Walk through your nearby branch of Asda, and you are witnessing the benefits of a global market. One can purchase just about anything at super-low costs. Whether it’s spices from Indonesia or rum from Peru - it’s available throughout the year. This is by far the greatest time in the history of humanity to be a shopper! This has come about through intricate stock control and logistics, large scale production, strong competitive forces, and perhaps most significantly, the fact that most goods are sourced, and frequently manufactured, in second and third world countries.

That last point is rather important, and very controversial. While consumers are purchasing clothing, food, drink and other items located from poorer countries at rock-bottom prices, workers and business organizations in these manufacturing nations are often exploited in the process, and haven’t any true sustainable business model as they are at the end of a very long line of middle men who determine what they manufacture, how much, and how often. This long chain of middle men all demand their cut too - in the end there’s not a great deal of money left for the end-of-line producer.

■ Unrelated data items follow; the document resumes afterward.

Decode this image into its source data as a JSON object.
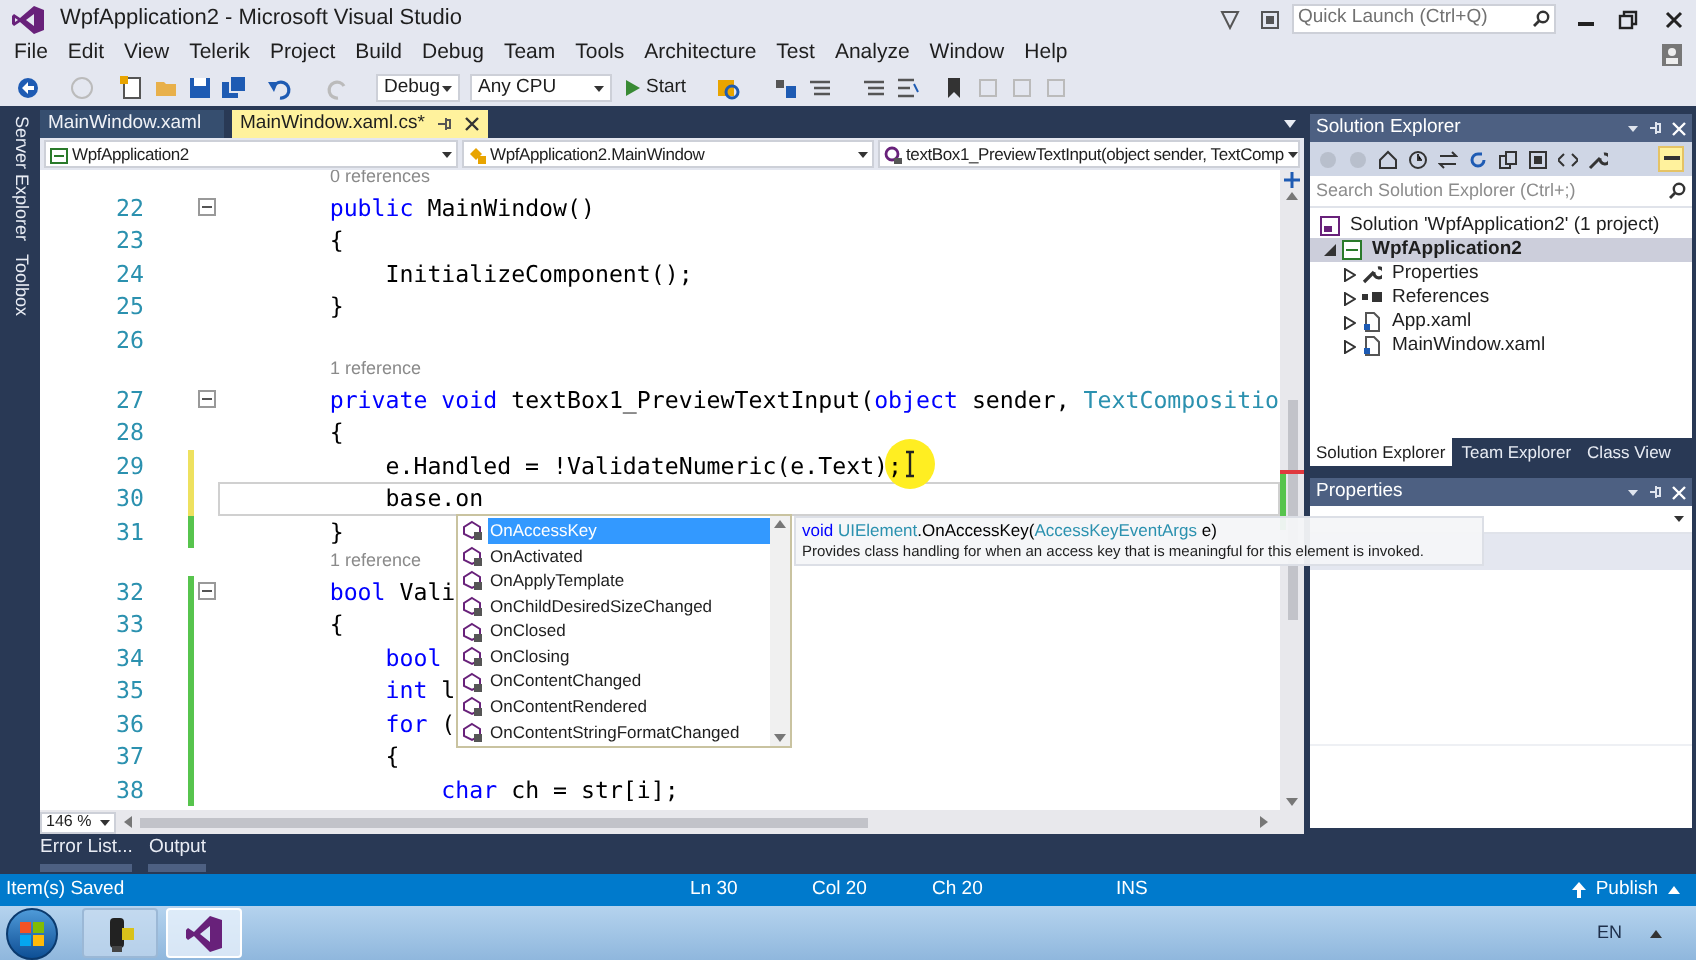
{
  "window": {
    "title": "WpfApplication2 - Microsoft Visual Studio",
    "quick_launch": {
      "placeholder": "Quick Launch (Ctrl+Q)"
    }
  },
  "menu": [
    "File",
    "Edit",
    "View",
    "Telerik",
    "Project",
    "Build",
    "Debug",
    "Team",
    "Tools",
    "Architecture",
    "Test",
    "Analyze",
    "Window",
    "Help"
  ],
  "toolbar": {
    "configuration": "Debug",
    "platform": "Any CPU",
    "start": "Start"
  },
  "side_tabs": [
    "Server Explorer",
    "Toolbox"
  ],
  "document_tabs": [
    {
      "label": "MainWindow.xaml",
      "selected": false
    },
    {
      "label": "MainWindow.xaml.cs*",
      "selected": true
    }
  ],
  "nav_bar": [
    "WpfApplication2",
    "WpfApplication2.MainWindow",
    "textBox1_PreviewTextInput(object sender, TextComp"
  ],
  "editor": {
    "lines": [
      {
        "kind": "lens",
        "text": "0 references"
      },
      {
        "kind": "code",
        "number": "22",
        "collapsed": false,
        "tokens": [
          {
            "kind": "keyword",
            "text": "        public"
          },
          {
            "kind": "plain",
            "text": " MainWindow()"
          }
        ]
      },
      {
        "kind": "code",
        "number": "23",
        "tokens": [
          {
            "kind": "plain",
            "text": "        {"
          }
        ]
      },
      {
        "kind": "code",
        "number": "24",
        "tokens": [
          {
            "kind": "plain",
            "text": "            InitializeComponent();"
          }
        ]
      },
      {
        "kind": "code",
        "number": "25",
        "tokens": [
          {
            "kind": "plain",
            "text": "        }"
          }
        ]
      },
      {
        "kind": "code",
        "number": "26"
      },
      {
        "kind": "lens",
        "text": "1 reference"
      },
      {
        "kind": "code",
        "number": "27",
        "collapsed": false,
        "tokens": [
          {
            "kind": "keyword",
            "text": "        private"
          },
          {
            "kind": "keyword",
            "text": " void"
          },
          {
            "kind": "plain",
            "text": " textBox1_PreviewTextInput("
          },
          {
            "kind": "keyword",
            "text": "object"
          },
          {
            "kind": "plain",
            "text": " sender, "
          },
          {
            "kind": "type",
            "text": "TextCompositio"
          }
        ]
      },
      {
        "kind": "code",
        "number": "28",
        "tokens": [
          {
            "kind": "plain",
            "text": "        {"
          }
        ]
      },
      {
        "kind": "code",
        "number": "29",
        "color": "#eee15f",
        "tokens": [
          {
            "kind": "plain",
            "text": "            e.Handled = !ValidateNumeric(e.Text);"
          }
        ]
      },
      {
        "kind": "code",
        "number": "30",
        "color": "#eee15f",
        "current": true,
        "tokens": [
          {
            "kind": "plain",
            "text": "            base.on"
          }
        ]
      },
      {
        "kind": "code",
        "number": "31",
        "color": "#57c44d",
        "tokens": [
          {
            "kind": "plain",
            "text": "        }"
          }
        ]
      },
      {
        "kind": "lens",
        "text": "1 reference"
      },
      {
        "kind": "code",
        "number": "32",
        "color": "#57c44d",
        "collapsed": false,
        "tokens": [
          {
            "kind": "keyword",
            "text": "        bool"
          },
          {
            "kind": "plain",
            "text": " Vali"
          }
        ]
      },
      {
        "kind": "code",
        "number": "33",
        "color": "#57c44d",
        "tokens": [
          {
            "kind": "plain",
            "text": "        {"
          }
        ]
      },
      {
        "kind": "code",
        "number": "34",
        "color": "#57c44d",
        "tokens": [
          {
            "kind": "keyword",
            "text": "            bool"
          }
        ]
      },
      {
        "kind": "code",
        "number": "35",
        "color": "#57c44d",
        "tokens": [
          {
            "kind": "keyword",
            "text": "            int"
          },
          {
            "kind": "plain",
            "text": " l"
          }
        ]
      },
      {
        "kind": "code",
        "number": "36",
        "color": "#57c44d",
        "tokens": [
          {
            "kind": "keyword",
            "text": "            for"
          },
          {
            "kind": "plain",
            "text": " ("
          }
        ]
      },
      {
        "kind": "code",
        "number": "37",
        "color": "#57c44d",
        "tokens": [
          {
            "kind": "plain",
            "text": "            {"
          }
        ]
      },
      {
        "kind": "code",
        "number": "38",
        "color": "#57c44d",
        "tokens": [
          {
            "kind": "keyword",
            "text": "                char"
          },
          {
            "kind": "plain",
            "text": " ch = str[i];"
          }
        ]
      }
    ],
    "zoom": "146 %",
    "autocomplete": {
      "items": [
        {
          "label": "OnAccessKey",
          "selected": true
        },
        {
          "label": "OnActivated",
          "selected": false
        },
        {
          "label": "OnApplyTemplate",
          "selected": false
        },
        {
          "label": "OnChildDesiredSizeChanged",
          "selected": false
        },
        {
          "label": "OnClosed",
          "selected": false
        },
        {
          "label": "OnClosing",
          "selected": false
        },
        {
          "label": "OnContentChanged",
          "selected": false
        },
        {
          "label": "OnContentRendered",
          "selected": false
        },
        {
          "label": "OnContentStringFormatChanged",
          "selected": false
        }
      ],
      "tooltip": {
        "signature": [
          {
            "kind": "keyword",
            "text": "void"
          },
          {
            "kind": "type",
            "text": " UIElement"
          },
          {
            "kind": "plain",
            "text": ".OnAccessKey("
          },
          {
            "kind": "type",
            "text": "AccessKeyEventArgs"
          },
          {
            "kind": "plain",
            "text": " e)"
          }
        ],
        "description": "Provides class handling for when an access key that is meaningful for this element is invoked."
      }
    }
  },
  "bottom_tabs": [
    "Error List...",
    "Output"
  ],
  "solution_explorer": {
    "title": "Solution Explorer",
    "search": {
      "placeholder": "Search Solution Explorer (Ctrl+;)"
    },
    "tree": [
      {
        "label": "Solution 'WpfApplication2' (1 project)",
        "kind": "solution",
        "selected": false,
        "children": [
          {
            "label": "WpfApplication2",
            "kind": "project",
            "expanded": true,
            "selected": true,
            "children": [
              {
                "label": "Properties",
                "kind": "properties",
                "expanded": false,
                "selected": false
              },
              {
                "label": "References",
                "kind": "references",
                "expanded": false,
                "selected": false
              },
              {
                "label": "App.xaml",
                "kind": "file",
                "expanded": false,
                "selected": false
              },
              {
                "label": "MainWindow.xaml",
                "kind": "file",
                "expanded": false,
                "selected": false
              }
            ]
          }
        ]
      }
    ],
    "tabs": [
      {
        "label": "Solution Explorer",
        "selected": true
      },
      {
        "label": "Team Explorer",
        "selected": false
      },
      {
        "label": "Class View",
        "selected": false
      }
    ]
  },
  "properties": {
    "title": "Properties"
  },
  "status_bar": {
    "message": "Item(s) Saved",
    "line": "Ln 30",
    "column": "Col 20",
    "char": "Ch 20",
    "mode": "INS",
    "publish": "Publish"
  },
  "taskbar": {
    "apps": [
      {
        "kind": "device",
        "selected": false
      },
      {
        "kind": "studio",
        "selected": true
      }
    ],
    "language": "EN"
  }
}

Nevertheless, there is help for such exploited individuals and businesses. Fairtrade is a movement that attempts to empower such end-producing business organisations in the poorest countries of the world. It looks to banish the middle men, and renumerate the end-producer a just price for a product in a much more primary way. You may have seen Fairtrade items in your nearest super market. You’ll sometimes find they’re a bit more pricy, but by purchasing such ethical products - for example fair trade gifts - you will know the manufacturer is working in a sustainable business environment that doesn’t just pay them evenhandedly through much more direct revenue streams, but it also permits them to put this extra money into their business through higher earnings, which genuinely makes a difference to these poorer parts of the world.